Perang Dagang AS-China, Siapa yang mana Bakal Memenangkan serta Berakhir Tumbang?

Perang Dagang AS-China, Siapa yang mana Bakal Memenangkan dan juga Berakhir Tumbang?

JAKARTA – Perang dagang antara Amerika Serikat (AS) dan juga China kembali memanas. Dalam sepekan terakhir, kedua negara saling menekan dengan tarif impor yang digunakan semakin tinggi, mengubah konflik ini menjadi ujian ketahanan perekonomian jangka panjang yang belum pernah terjadi sebelumnya.

Tarif impor Amerika Serikat terhadap produk-produk China sekarang mencapai 125%, sementara Beijing membalas dengan tarif hingga 84% terhadap barang-barang jika Amerika. Perang tarif ini tiada cuma berdampak pada perdagangan kedua negara, namun juga menguji daya tahan sistem kegiatan ekonomi global.

Menurut Dekan School of Public Policy di tempat Chinese University of Hong Kong pada Shenzhen, Zheng Yongnian, konflik ini bukanlah lagi sekedar masalah neraca perdagangan, melainkan adu kekuatan pada mendirikan sistem sektor yang digunakan tangguh juga berkelanjutan.

“Apa yang tersebut diperebutkan adalah ketahanan ekonomi. Hanya dengan sistem yang dimaksud kuat, China bisa jadi mengamankan tempat dominan pada persaingan jangka panjang melawan AS,” ujar Zheng, diambil dari akun resmi media sosial People’s Daily dari SCMP, hari terakhir pekan (11/4/2025).

Di berada dalam ketegangan ini, Presiden Amerika Serikat Donald Trump memberikan jeda 90 hari untuk sebagian besar tarif pada negara lain, namun tetap memperlihatkan fokus memperketat kebijakan terhadap China. Langkah ini disebut oleh Lynn Song, kepala ekonom ING untuk Greater China, sebagai bagian dari ujian daya tahan yang mana sengaja dilancarkan Washington.
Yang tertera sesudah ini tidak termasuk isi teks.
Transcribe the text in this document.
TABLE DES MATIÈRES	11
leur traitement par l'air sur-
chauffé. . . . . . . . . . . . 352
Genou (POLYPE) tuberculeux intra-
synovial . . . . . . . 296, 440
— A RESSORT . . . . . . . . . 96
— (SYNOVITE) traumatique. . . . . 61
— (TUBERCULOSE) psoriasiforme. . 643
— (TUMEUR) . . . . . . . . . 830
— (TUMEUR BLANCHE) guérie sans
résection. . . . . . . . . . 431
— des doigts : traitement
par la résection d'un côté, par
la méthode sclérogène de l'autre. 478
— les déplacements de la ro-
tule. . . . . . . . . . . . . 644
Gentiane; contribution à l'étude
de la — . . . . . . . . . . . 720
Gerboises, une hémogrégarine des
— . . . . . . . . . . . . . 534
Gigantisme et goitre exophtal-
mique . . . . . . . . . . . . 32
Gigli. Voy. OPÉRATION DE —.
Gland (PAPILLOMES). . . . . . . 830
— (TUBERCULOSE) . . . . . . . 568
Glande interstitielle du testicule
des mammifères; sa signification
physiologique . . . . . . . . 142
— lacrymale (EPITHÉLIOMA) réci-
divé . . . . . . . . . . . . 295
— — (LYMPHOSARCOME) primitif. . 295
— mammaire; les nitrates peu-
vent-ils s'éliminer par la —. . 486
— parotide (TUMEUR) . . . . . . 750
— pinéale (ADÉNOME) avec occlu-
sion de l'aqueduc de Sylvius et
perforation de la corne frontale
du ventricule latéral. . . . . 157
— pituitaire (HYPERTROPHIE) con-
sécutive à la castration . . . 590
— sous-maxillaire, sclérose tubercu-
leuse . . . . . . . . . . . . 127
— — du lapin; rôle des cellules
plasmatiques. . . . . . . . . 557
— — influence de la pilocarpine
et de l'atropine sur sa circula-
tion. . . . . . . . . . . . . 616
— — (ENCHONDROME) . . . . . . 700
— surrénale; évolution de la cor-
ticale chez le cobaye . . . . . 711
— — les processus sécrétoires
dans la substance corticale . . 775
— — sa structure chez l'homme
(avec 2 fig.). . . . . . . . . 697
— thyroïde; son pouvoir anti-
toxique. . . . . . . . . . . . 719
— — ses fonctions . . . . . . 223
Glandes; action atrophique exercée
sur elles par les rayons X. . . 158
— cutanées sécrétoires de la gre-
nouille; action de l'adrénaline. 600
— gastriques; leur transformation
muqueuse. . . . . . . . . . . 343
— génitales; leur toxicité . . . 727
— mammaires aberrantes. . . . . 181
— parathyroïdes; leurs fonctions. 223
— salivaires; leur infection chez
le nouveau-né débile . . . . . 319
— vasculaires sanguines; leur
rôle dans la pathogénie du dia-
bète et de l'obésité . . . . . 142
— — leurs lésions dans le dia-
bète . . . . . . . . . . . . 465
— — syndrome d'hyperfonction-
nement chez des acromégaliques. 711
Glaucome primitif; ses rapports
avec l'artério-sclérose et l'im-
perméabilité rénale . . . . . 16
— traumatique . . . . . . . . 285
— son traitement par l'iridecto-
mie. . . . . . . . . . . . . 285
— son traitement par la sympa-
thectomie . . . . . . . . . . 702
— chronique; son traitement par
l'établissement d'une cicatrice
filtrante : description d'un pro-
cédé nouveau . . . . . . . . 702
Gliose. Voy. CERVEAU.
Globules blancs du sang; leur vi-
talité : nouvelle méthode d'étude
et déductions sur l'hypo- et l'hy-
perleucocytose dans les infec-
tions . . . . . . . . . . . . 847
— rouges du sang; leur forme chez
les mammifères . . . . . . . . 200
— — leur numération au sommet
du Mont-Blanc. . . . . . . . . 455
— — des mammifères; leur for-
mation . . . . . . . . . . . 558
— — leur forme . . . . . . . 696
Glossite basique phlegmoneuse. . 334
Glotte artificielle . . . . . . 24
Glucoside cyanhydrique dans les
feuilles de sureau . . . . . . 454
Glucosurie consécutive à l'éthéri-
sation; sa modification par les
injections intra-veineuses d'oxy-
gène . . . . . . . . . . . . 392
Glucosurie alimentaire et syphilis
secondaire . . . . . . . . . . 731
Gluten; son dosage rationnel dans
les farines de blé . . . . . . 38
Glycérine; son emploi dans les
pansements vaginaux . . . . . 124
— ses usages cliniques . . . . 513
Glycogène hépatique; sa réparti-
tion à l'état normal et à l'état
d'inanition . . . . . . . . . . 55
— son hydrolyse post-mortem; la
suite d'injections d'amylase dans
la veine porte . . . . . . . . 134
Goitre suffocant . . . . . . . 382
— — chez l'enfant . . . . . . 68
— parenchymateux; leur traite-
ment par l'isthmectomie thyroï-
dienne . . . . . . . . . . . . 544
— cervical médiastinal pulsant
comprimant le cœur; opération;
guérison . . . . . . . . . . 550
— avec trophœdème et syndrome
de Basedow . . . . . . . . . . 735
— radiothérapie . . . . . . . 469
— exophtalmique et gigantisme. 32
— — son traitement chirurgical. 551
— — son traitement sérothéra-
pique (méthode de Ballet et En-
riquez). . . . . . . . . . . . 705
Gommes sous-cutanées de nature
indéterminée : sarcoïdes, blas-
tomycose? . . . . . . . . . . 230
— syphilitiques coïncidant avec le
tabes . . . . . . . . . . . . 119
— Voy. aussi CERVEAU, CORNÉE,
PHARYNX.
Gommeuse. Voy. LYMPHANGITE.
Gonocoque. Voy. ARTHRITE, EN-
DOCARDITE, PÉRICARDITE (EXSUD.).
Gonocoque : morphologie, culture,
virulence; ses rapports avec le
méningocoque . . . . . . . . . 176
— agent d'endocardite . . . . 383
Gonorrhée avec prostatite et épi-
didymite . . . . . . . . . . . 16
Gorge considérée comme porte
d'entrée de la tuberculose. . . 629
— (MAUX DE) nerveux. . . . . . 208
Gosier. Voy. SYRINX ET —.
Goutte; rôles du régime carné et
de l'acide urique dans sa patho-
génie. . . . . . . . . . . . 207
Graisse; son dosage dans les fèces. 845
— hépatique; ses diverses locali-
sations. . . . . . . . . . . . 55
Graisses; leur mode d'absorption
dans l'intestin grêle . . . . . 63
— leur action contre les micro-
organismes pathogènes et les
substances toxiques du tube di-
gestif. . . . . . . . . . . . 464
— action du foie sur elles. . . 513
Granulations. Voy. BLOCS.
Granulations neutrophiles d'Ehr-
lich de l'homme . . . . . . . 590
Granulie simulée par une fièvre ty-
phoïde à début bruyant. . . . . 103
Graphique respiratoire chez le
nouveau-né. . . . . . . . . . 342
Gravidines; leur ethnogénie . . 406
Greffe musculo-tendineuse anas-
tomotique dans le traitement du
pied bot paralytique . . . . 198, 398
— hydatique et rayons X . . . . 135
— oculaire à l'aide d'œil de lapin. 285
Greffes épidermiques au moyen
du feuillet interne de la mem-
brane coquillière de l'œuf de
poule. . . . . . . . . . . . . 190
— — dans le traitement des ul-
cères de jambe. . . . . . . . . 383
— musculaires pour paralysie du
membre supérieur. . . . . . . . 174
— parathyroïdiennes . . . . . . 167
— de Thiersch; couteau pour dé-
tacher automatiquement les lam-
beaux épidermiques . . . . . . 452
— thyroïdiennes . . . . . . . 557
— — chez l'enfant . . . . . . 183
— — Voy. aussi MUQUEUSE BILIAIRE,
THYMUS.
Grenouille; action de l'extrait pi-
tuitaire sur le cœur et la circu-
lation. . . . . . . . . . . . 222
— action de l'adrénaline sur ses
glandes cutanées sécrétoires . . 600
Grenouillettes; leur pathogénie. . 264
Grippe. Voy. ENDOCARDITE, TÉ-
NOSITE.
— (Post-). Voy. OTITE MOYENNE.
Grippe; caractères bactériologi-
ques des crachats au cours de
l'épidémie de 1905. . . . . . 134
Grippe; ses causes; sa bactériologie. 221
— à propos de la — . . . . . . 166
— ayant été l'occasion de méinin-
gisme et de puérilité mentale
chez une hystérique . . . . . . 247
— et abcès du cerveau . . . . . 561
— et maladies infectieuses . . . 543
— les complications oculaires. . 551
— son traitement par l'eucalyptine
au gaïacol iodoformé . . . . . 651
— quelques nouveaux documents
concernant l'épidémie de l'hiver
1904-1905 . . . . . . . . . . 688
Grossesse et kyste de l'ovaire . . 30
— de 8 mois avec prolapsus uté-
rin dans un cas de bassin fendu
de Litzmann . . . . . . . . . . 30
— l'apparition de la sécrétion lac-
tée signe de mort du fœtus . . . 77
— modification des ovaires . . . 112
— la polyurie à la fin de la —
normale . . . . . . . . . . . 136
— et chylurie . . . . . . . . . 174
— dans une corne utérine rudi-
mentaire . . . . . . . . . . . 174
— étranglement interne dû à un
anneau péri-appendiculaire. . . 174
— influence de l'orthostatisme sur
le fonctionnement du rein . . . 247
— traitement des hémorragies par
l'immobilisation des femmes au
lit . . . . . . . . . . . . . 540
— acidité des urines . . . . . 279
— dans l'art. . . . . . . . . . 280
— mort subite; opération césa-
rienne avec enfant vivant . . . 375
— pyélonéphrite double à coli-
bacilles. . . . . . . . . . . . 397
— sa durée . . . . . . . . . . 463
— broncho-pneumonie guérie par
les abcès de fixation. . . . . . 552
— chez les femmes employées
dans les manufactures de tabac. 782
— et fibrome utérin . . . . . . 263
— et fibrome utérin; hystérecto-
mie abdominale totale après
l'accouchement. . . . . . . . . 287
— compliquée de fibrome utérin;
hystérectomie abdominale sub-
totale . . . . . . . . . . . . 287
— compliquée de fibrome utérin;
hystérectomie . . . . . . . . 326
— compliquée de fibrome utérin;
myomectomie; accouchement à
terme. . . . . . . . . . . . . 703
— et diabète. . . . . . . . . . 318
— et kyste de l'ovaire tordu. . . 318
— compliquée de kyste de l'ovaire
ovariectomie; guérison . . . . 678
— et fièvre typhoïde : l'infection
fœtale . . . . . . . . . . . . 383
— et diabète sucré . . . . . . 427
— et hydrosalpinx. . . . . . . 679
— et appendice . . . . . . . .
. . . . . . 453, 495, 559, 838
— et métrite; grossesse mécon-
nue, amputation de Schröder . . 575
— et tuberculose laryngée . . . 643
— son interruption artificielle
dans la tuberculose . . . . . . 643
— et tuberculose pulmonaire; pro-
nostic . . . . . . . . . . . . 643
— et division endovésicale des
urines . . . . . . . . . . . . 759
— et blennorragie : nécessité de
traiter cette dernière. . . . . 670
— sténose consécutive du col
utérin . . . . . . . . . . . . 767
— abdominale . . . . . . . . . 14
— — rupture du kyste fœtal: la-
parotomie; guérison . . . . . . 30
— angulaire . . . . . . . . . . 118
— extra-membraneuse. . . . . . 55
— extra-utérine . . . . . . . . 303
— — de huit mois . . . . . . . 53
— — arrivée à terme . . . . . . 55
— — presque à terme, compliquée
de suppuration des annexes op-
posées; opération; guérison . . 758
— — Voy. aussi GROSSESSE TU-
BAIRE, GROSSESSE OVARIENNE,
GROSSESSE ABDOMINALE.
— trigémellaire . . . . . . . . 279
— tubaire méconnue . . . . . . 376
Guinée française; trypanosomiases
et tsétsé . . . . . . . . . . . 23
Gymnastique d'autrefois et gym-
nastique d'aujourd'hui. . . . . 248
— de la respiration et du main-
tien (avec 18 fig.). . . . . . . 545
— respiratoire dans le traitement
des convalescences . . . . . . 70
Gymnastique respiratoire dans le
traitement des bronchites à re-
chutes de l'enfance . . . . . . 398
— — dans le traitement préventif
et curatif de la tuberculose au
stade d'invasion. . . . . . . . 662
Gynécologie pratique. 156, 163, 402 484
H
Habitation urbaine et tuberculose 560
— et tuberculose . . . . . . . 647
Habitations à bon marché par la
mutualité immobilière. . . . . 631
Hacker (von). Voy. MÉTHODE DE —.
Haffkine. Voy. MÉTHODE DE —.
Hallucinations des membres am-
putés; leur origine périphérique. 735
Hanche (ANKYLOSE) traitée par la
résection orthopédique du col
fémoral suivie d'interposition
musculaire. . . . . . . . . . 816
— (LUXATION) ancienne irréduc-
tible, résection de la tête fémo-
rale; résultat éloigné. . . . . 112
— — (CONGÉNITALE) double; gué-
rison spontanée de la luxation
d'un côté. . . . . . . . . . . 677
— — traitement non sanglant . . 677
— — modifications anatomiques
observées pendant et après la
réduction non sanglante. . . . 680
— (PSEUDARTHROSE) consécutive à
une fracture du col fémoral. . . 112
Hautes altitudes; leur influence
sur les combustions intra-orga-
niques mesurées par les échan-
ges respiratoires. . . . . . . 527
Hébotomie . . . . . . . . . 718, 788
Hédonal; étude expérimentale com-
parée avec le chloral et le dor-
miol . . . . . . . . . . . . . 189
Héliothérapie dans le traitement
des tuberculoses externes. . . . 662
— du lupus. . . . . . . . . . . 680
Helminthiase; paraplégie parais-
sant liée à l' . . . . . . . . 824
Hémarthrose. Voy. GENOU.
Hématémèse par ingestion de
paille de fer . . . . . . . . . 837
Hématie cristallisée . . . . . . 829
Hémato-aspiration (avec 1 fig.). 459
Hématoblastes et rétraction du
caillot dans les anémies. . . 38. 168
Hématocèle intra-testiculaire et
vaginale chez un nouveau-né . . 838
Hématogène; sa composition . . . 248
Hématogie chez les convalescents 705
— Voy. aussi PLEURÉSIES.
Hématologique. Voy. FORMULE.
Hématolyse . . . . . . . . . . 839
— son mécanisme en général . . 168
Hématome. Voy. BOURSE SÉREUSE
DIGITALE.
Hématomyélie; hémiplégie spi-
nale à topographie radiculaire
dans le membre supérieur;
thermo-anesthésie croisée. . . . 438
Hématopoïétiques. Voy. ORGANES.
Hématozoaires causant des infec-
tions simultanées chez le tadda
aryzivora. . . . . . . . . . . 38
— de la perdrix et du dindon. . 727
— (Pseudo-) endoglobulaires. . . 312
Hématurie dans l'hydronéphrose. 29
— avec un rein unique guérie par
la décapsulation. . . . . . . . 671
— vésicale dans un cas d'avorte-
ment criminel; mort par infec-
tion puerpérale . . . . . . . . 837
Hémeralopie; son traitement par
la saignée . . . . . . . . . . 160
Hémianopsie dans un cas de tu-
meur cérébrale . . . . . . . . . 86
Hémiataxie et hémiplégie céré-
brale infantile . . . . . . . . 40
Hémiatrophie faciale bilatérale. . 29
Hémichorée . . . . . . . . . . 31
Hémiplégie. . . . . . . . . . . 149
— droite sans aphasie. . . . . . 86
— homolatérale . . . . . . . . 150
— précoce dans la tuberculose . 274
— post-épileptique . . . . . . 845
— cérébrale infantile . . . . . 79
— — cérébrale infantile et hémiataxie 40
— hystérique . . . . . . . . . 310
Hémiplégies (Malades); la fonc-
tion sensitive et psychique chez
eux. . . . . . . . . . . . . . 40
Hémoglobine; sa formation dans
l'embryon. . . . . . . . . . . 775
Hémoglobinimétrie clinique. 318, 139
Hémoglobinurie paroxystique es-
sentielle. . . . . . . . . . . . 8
“Para pembuat kebijakan seakan-akan sedang menguji siapa yang tersebut tambahan dulu merasa kesakitan, untuk mengawasi siapa yang digunakan akhirnya memiliki keunggulan pada waktu negosiasi dilanjutkan,” tulis Lynn di catatannya.

Namun, risiko pemisahan total antara dua raksasa perekonomian dunia makin nyata. Perdagangan antara Negeri Paman Sam lalu China yang digunakan mencapai USD688,3 miliar tahun lalu pada masa kini terancam stagnasi.

Zheng memperingatkan, “Jika tarif telah tembus 60 hingga 70 persen, efeknya bisa jadi sebanding seperti 500 persen, industri tak akan bisa saja berjalan juga pemisahan perekonomian jadi tak terelakkan.”

Profesor Sektor Bisnis dari Universitas Peking, Yao Yang, juga menyuarakan perasaan khawatir serupa. Ia menyebut, sejumlah sektor ekspor China pada saat ini harus mengalihkan barang ke bursa domestik, yang tersebut mampu memperparah persaingan internal kemudian tekanan deflasi.